A minha amiga Isabel Stilwell dizia-me que leu histórias aos filhos à hora de dormir até aos 18 anos!

Atenção, senhores professores: ler é muito mais do que uma competência. Um professor que se limita às competências é obviamente incompetente. Porque as competências são só metade da verdade.

Ler é um acto civilizacional, de construção pessoal, de encontro com o mundo.

Afirmou Gerges Steiner:

“Ler não é sofrer mas, falando com propriedade, estarmos prontos a receber em nossa casa um convidado, ao cair da noite.”

sábado, 6 de outubro de 2012

CONTAR HISTÓRIAS EM TROUXEMIL


Chegam fotografias atrasadas. Bem... Não sei se serão atrasadas. Nunca é tarde para relembrar os momentos bons.

Em Trouxemil, perto de Coimbra, a Junta de Freguesia tem uma Biblioteca. Mais do que isso, tem a Clarisse, uma Bibliotecária muito activa que faz da Biblioteca aquilo que ela deve ser, não um depósito de livros, mas um sítio onde as pessoas se encontram, onde levam os seus filhos e onde a leitura é um pretexto para as pessoas se conhecerem melhor e também para partilhar a magia das palavras e das histórias.

A Clarisse é teimosa e sempre que pode convida-me e torna as minhas visitas numa festa.

Esta festa já aconteceu há tempos mas é bom recordar.




quarta-feira, 3 de outubro de 2012

AS ORELHAS VOADORAS



Não gosto de falar dos livros antes de sairem a público.

Mas desta vez faço uma excepção.

Chegaram-me as primeiras lustrações da Fátima Afonso que eu quis muito que fosse minha parceira na ilustração neste livro. E são tão bonitas e adequadas que não resisti a partilhá-las com os meus amigos que fazem a gentileza de vir espreitar este blog.

A editora é a Paulinas. Só deve vir a público lá para Fevereiro ou Março. Mas fica aqui um pequeno extracto para fazer água na boca.

(Que estultícia esta de auto-elogiar-me com a "água na boca"... Mas gosto muito do texto e fiquei apaixonado pelas primeiras ilustrações.)

Aqui vai:

"Francisco Nicolau era um menino muito curioso. Detestava ficar sozinho e em silêncio. E queria ouvir tudo o que se passava no mundo!"

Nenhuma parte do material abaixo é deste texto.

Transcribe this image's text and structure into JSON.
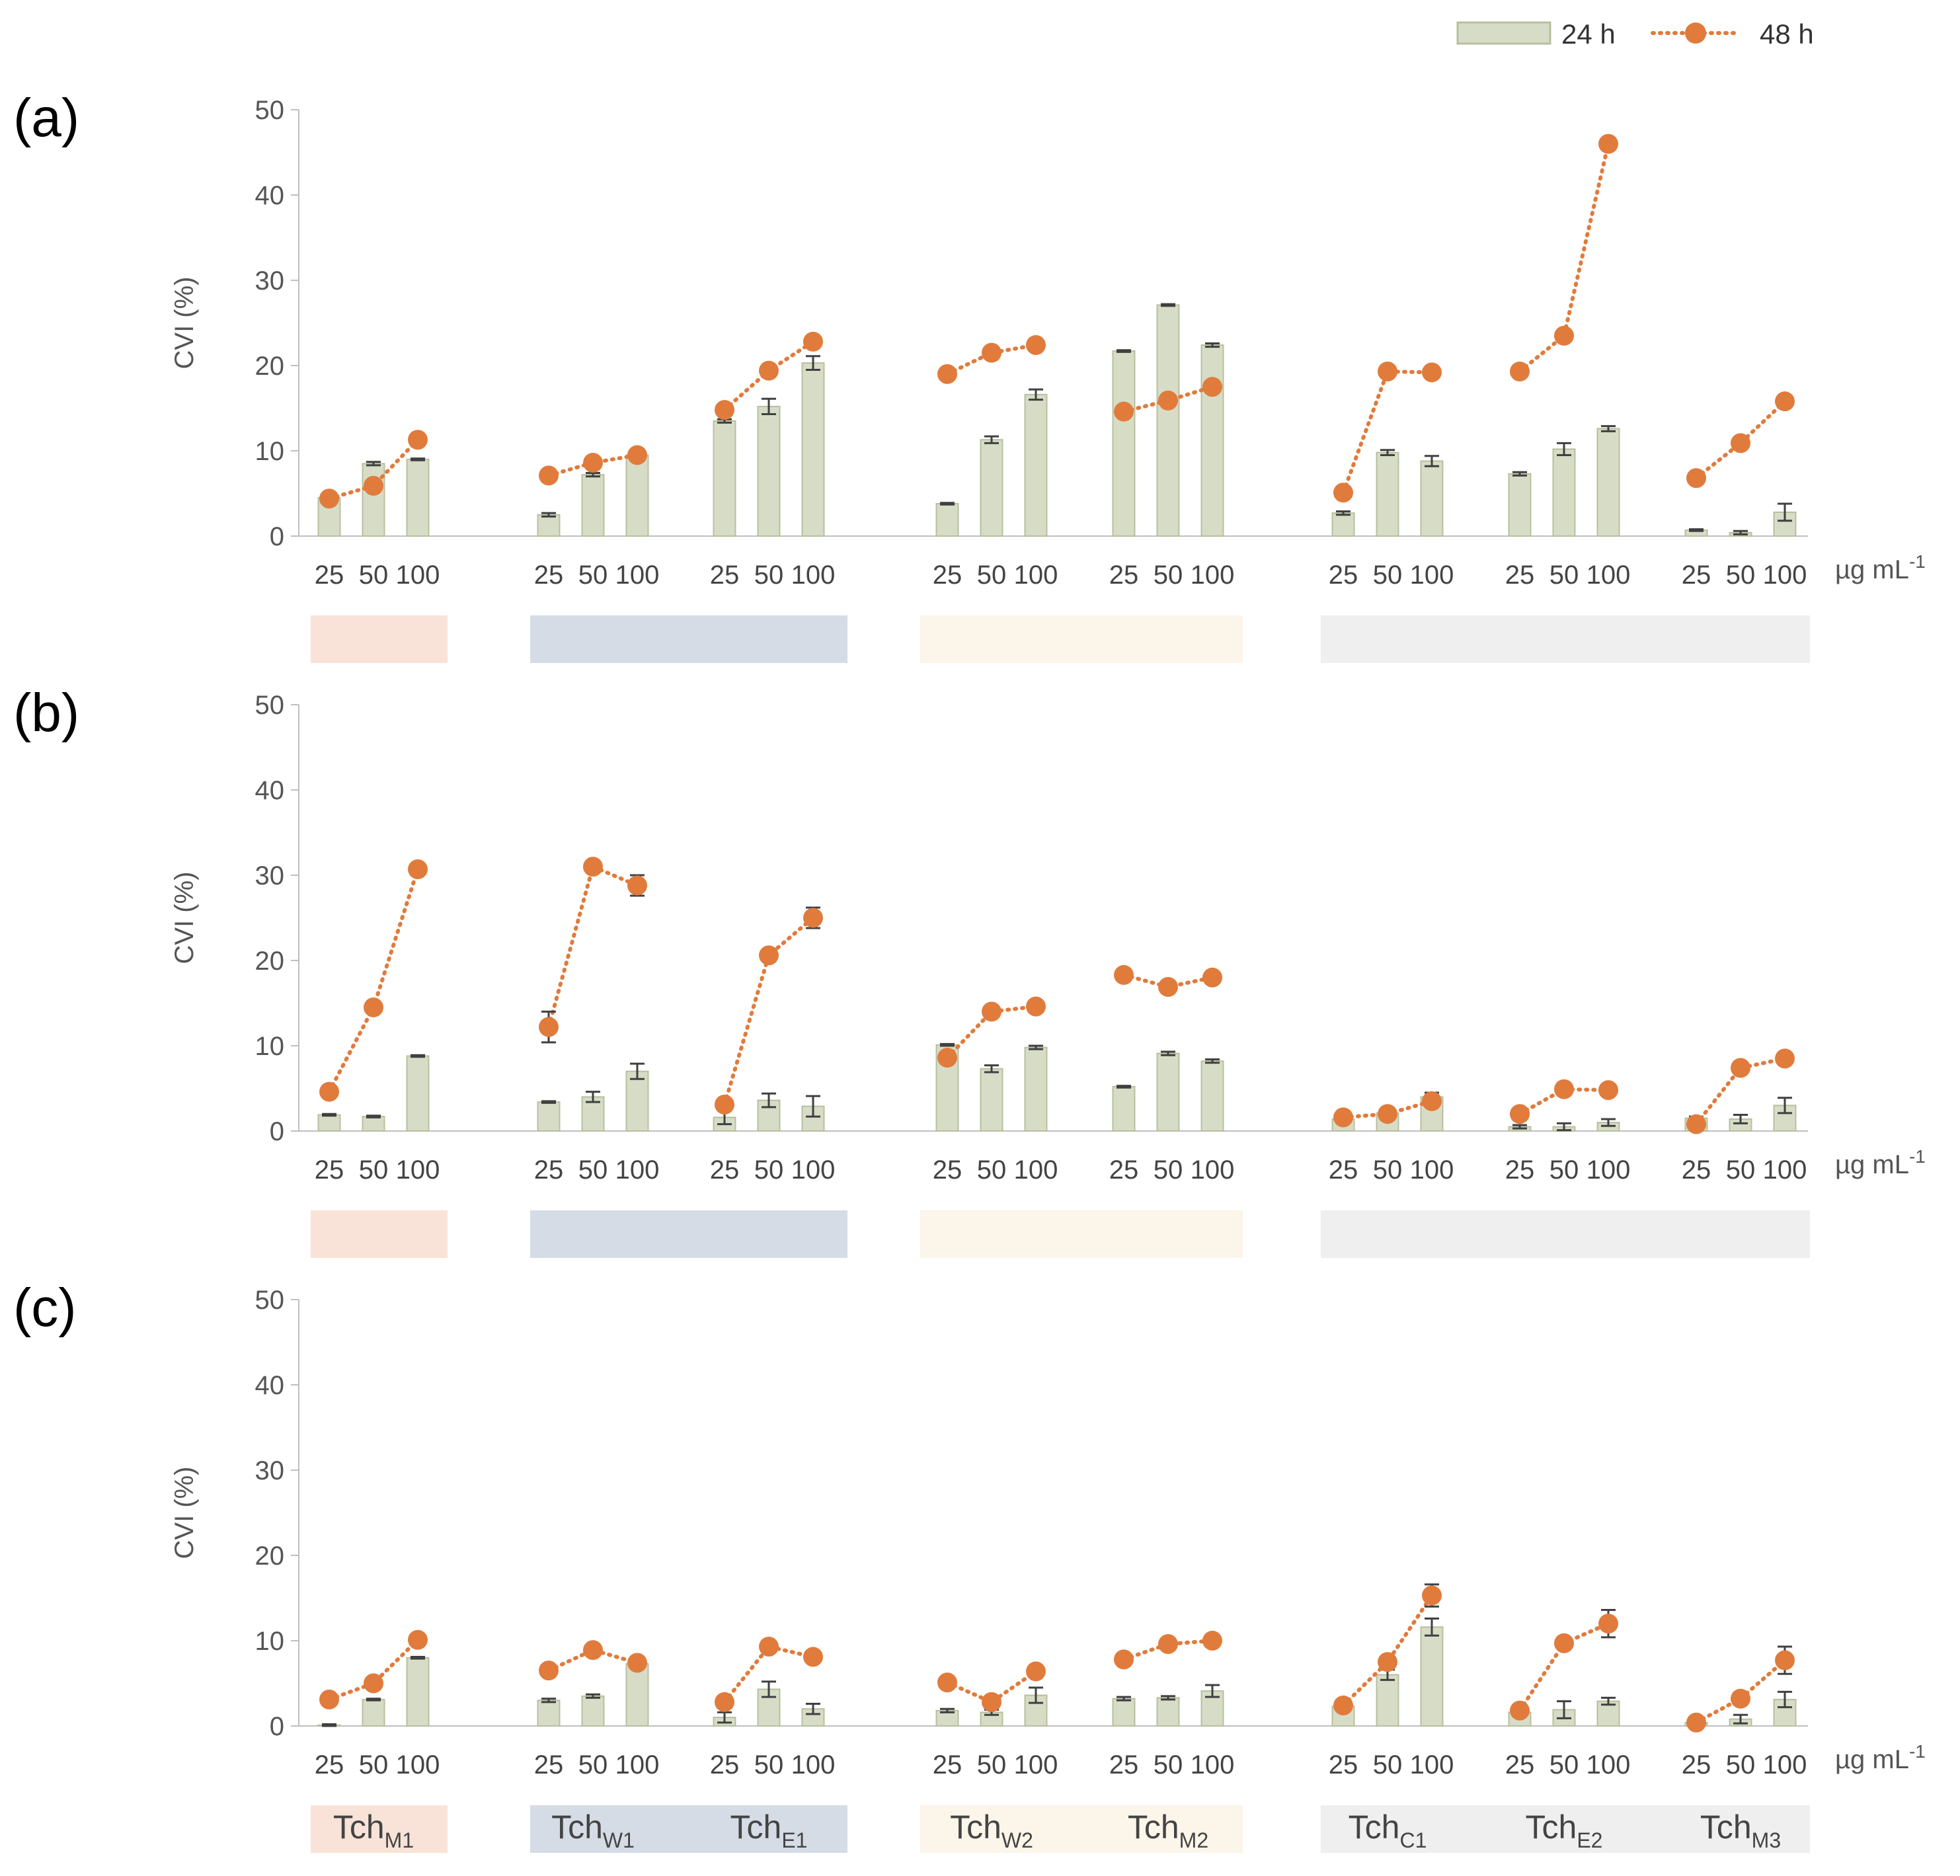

"Como todos sabem, quando uma pessoa deseja muito uma coisa, mas mesmo muito, há sempre uma fada que, misteriosamente, aparece e lhe concede a realização desse desejo.

Foi assim que, numa noite de lua cheia, mal o Francisco Nicolau acabara de adormecer, surgiu a Fada dos Desejos. Fez Plim com a sua varinha mágica e logo se acenderam 17 mil luzinhas à volta da cama dele.

Nesse instante, as orelhas do Francisco Nicolau começaram a tremer, a tremer. Soltaram-se da sua cabeça e, juntinhas, como se fossem as asas de uma borboleta, flap-flap, flap-flap, saíram a voar pela janela!"